Gu Tingye sprang abruptly to his feet. His thick, disheveled black hair fell loose against the pale blue satin of his robe, casting a stark and vivid contrast. His handsome features were lost in the shadow of the candlelight. He stood there, tall and straight in the center of the room, his entire bearing saturated with a ferocious, gnashing hatred — like a beast prepared to devour.

He laughed coldly without stopping, his voice like clashing iron: “There is a head to every grievance, and a debtor for every debt! If they had their way, I would have spent this entire life disappearing without a sound — and then this account would simply never have been settled. But as it happens, I have risen. That is Heaven telling me to come and collect what is owed!”

Minglan pressed herself further back into the armchair, her whole body hidden beneath the shadow cast by his tall frame, her heart beating with a quiet, wary dread. She very much wanted to say, “Perhaps Heaven had something else in mind — perhaps you’ve misread the message” — but she didn’t dare open her mouth. She knew: what he craved was not really the earldom or the money — it was simply that his nature was proud and unyielding, and he could not swallow this grievance, no matter how he tried. But then again — how many people could face this kind of wrong and remain unmoved?

At that moment, a thought suddenly rose in Minglan’s mind. She raised her head abruptly, and asked, testing the ground: “What is it you intend to do?”

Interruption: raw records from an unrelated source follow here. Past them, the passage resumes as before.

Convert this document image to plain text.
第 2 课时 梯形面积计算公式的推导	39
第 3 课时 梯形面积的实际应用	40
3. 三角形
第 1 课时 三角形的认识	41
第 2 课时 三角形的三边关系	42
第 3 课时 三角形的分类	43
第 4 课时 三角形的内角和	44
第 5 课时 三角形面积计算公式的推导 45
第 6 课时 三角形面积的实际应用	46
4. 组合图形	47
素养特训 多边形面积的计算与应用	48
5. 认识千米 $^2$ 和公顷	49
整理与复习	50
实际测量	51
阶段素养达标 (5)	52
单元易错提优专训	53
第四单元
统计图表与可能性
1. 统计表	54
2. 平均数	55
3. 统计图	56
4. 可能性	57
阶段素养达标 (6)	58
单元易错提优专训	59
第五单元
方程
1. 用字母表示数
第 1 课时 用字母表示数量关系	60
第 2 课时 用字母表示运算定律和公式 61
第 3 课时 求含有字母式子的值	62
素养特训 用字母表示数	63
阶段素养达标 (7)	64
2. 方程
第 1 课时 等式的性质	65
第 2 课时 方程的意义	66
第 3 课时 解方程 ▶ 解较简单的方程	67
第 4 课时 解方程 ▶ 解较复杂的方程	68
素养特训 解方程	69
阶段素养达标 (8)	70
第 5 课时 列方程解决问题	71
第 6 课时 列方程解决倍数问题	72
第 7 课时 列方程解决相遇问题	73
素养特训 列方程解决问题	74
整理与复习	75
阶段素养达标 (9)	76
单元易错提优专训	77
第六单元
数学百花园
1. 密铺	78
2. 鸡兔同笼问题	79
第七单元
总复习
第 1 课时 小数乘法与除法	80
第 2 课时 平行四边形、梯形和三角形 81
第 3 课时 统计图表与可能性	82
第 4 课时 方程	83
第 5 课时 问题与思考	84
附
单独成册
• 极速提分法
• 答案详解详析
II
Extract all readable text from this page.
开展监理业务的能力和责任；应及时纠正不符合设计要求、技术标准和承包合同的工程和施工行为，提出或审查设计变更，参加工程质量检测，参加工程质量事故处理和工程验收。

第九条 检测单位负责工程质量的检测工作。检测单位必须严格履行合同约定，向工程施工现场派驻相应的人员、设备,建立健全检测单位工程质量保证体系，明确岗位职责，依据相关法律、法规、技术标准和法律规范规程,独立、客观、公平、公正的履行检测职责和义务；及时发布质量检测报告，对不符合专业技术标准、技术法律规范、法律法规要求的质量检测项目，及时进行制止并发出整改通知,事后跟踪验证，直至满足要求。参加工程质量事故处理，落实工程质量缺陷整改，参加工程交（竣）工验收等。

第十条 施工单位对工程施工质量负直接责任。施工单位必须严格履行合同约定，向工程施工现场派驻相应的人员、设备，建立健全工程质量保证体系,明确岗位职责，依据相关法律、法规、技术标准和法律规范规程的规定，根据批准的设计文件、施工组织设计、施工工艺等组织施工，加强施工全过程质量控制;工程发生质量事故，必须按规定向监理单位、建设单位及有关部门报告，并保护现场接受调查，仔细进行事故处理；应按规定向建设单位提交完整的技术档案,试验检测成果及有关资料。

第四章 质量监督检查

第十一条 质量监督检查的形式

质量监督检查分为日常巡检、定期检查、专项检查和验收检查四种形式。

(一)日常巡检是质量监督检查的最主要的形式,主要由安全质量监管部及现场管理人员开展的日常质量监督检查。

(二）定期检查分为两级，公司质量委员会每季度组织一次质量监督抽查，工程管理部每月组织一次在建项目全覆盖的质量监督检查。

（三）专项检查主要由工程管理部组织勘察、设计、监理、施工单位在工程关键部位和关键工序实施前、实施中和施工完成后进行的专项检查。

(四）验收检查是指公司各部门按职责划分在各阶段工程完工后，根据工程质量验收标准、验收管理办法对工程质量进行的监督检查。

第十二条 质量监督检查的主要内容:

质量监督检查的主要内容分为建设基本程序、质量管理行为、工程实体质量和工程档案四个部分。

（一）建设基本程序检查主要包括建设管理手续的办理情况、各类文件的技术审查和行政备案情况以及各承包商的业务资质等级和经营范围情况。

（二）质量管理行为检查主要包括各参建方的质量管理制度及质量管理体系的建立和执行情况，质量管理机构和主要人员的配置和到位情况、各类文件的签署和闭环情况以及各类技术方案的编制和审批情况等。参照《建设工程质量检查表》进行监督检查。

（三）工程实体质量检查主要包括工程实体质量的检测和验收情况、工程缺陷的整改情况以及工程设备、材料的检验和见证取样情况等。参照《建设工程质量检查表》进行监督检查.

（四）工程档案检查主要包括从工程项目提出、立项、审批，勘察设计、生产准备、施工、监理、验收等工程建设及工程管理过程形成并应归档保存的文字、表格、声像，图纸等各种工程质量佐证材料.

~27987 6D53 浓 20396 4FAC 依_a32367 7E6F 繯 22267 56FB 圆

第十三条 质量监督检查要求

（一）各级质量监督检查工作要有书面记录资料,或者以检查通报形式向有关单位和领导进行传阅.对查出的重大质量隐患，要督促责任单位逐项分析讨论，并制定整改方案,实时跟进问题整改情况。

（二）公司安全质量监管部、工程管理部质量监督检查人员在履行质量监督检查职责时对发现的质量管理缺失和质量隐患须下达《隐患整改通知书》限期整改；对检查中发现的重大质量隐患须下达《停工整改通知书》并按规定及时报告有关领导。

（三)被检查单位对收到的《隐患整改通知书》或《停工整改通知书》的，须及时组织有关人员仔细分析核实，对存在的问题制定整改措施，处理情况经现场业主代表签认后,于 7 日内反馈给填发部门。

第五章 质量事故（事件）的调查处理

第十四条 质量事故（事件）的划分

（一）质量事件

Gu Tingye turned. His eyes were already entirely clear and composed. With an elegant brushing of his robe hem, he leaned sideways and settled onto the day bed — once again the very picture of distinguished ease. He even smiled at her, warmly: “Don’t be afraid — I won’t do anything.”

Minglan sat still, looking at the man, full of puzzlement — and then, understanding settled over her. People were complex. She did not yet know him well — just as he did not yet know her well.